Under the third five-year plan, which began in 1938, civil aviation development continued, with improvements to airport installations being made and construction of airports being commenced. In addition to the expansion of services between the Soviet Union's main cities, local routes (MVL) were also expanded, and by 1940, some 337 MVL routes saw operations on a scheduled basis. Serial production of the Lisunov Li-2 (license-built Douglas DC-3) commenced in 1939, and the aircraft became the backbone of the Aeroflot fleet on mainline trunk routes. At the start of Operation Barbarossa, the invasion of the Soviet Union by Nazi Germany, on 22 June 1941, the following day the Sovnarkom placed the Civil Air Fleet under the control of Narkomat, leading to the full-scale mobilisation of Aeroflot crews and technicians for the Soviet war effort. Prior to the invasion, the Aeroflot network extended over some 146,000 kilometres (91,000 mi), and amongst the longest routes being operated from Moscow were those to Tbilisi (via Baku), Tashkent and Vladivostok.[19]: 13  Aeroflot aircraft, including PS-35s and PS-43s, were based at Moscow's Central Airport; and important missions undertaken by Aeroflot aircraft and crews included flying supplies to the besieged cities of Leningrad, Kyiv, Odessa and Sevastopol.[19]: 14  During the Battle of Stalingrad, between August 1942 and February 1943, Aeroflot operated 46,000 missions to Stalingrad, ferrying in 2,587 tonnes (5,703,000 lb) of supplies and some 30,000 troops. Following the defeat of the Wehrmacht, some 80 Junkers Ju 52/3ms were captured from the Germans, and were placed into the service of the Civil Air Fleet, and after the war were placed into regular service across the Soviet Union.[19]: 15  Whilst civil operations in European Russia west of the front line, which ran from Leningrad to Moscow to Rostov-on-Don, were prevented from operating because of the war, services from Moscow to the Urals, Siberia, Central Asia, and other regions which were not affected by the war, continued.[19]: 15–16  By the end of the war, Aeroflot had flown 1,595,943 special missions, including 83,782 at night, and carried 1,538,982 men and 122,027 tonnes (269,023,000 lb) of cargo.[19]: 16 

Aeroflot during the Cold War

After its introduction in 1954, the Ilyushin Il-14 operated on Aeroflot's All-Union services.

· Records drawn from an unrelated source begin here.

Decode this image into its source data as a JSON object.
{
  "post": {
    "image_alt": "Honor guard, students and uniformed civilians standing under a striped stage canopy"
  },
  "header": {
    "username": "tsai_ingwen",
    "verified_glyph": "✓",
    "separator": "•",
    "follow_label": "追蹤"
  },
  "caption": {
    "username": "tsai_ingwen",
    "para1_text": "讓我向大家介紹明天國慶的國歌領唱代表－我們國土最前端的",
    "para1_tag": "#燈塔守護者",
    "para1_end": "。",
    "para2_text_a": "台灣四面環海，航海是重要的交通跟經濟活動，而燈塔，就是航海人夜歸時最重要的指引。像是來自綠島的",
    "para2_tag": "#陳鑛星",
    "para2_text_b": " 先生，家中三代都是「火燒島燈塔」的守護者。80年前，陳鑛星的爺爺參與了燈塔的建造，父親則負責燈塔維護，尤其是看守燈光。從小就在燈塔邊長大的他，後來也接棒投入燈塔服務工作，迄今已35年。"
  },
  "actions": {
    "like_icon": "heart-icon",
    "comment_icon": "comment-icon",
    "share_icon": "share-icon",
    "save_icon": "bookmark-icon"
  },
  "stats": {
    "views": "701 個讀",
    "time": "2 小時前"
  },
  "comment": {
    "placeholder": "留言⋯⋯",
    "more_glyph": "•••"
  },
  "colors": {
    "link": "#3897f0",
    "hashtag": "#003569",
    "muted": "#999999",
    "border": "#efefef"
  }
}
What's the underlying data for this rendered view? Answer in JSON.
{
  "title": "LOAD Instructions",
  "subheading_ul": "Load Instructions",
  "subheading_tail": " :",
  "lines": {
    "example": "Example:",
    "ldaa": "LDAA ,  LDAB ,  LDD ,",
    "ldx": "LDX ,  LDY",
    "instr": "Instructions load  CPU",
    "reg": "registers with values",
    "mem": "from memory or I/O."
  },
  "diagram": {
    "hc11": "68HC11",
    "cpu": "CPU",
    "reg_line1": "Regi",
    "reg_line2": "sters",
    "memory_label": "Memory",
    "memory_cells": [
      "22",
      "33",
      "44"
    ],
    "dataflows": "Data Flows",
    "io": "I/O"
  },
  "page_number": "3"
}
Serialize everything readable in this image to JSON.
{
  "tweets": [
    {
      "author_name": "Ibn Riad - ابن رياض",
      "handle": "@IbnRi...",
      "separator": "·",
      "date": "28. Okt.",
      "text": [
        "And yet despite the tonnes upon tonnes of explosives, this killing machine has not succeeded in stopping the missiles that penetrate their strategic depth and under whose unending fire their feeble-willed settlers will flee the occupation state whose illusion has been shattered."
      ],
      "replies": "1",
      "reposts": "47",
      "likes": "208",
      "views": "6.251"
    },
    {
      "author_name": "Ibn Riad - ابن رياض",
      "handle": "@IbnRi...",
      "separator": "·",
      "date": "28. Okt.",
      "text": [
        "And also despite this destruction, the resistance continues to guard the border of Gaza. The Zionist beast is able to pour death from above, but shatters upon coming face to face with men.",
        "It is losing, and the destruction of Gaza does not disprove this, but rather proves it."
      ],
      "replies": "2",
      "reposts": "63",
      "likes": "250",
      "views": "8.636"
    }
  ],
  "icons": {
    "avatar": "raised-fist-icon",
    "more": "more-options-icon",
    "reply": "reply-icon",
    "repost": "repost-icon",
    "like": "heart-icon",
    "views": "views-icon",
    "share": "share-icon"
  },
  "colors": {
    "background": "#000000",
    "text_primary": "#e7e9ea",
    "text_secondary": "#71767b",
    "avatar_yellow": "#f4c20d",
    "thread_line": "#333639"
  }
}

At the end of World War II, the Soviet government went about repairing and rebuilding essential airport infrastructure, and it strengthened the Aeroflot units in the European part of the Soviet Union. Aeroflot had by the end of 1945 carried 537,000 passengers, compared with 359,000 in 1940.[19]: 16  The government made it a priority in the immediate postwar years to expand services from Moscow to the capital of the Union republics, in addition to important industrial centres on the country. To enable this, the government transferred to Aeroflot a large number of Lisunov Li-2s, and they became the backbone of the Aeroflot fleet.[19]: 17  The Ilyushin Il-12 entered service on Aeroflot's all-Union scheduled routes on 22 August 1947, and supplemented already existing Li-2 services. The original Ilyushin Il-18 entered service around the same time as the Il-12, and was operated on routes from Moscow to Yakutsk, Khabarovsk, Vladivostok, Alma Ata, Tashkent, Sochi, Mineralnye Vody and Tbilisi. By 1950 the Il-18 was withdrawn from service, being replaced by Il-12s.[19]: 18, 20  MVL and general aviation services received a boost in March 1948, when the first Antonov An-2s were delivered and entered service in Central Russia. Development of MVL services over latter years was attributed to the An-2, which was operated by Aeroflot in all areas of the Soviet Union.[19]: 20 

Aeroflot became the first airline in the world with sustained jet aircraft service, when it introduced the Tupolev Tu-104 in 1956.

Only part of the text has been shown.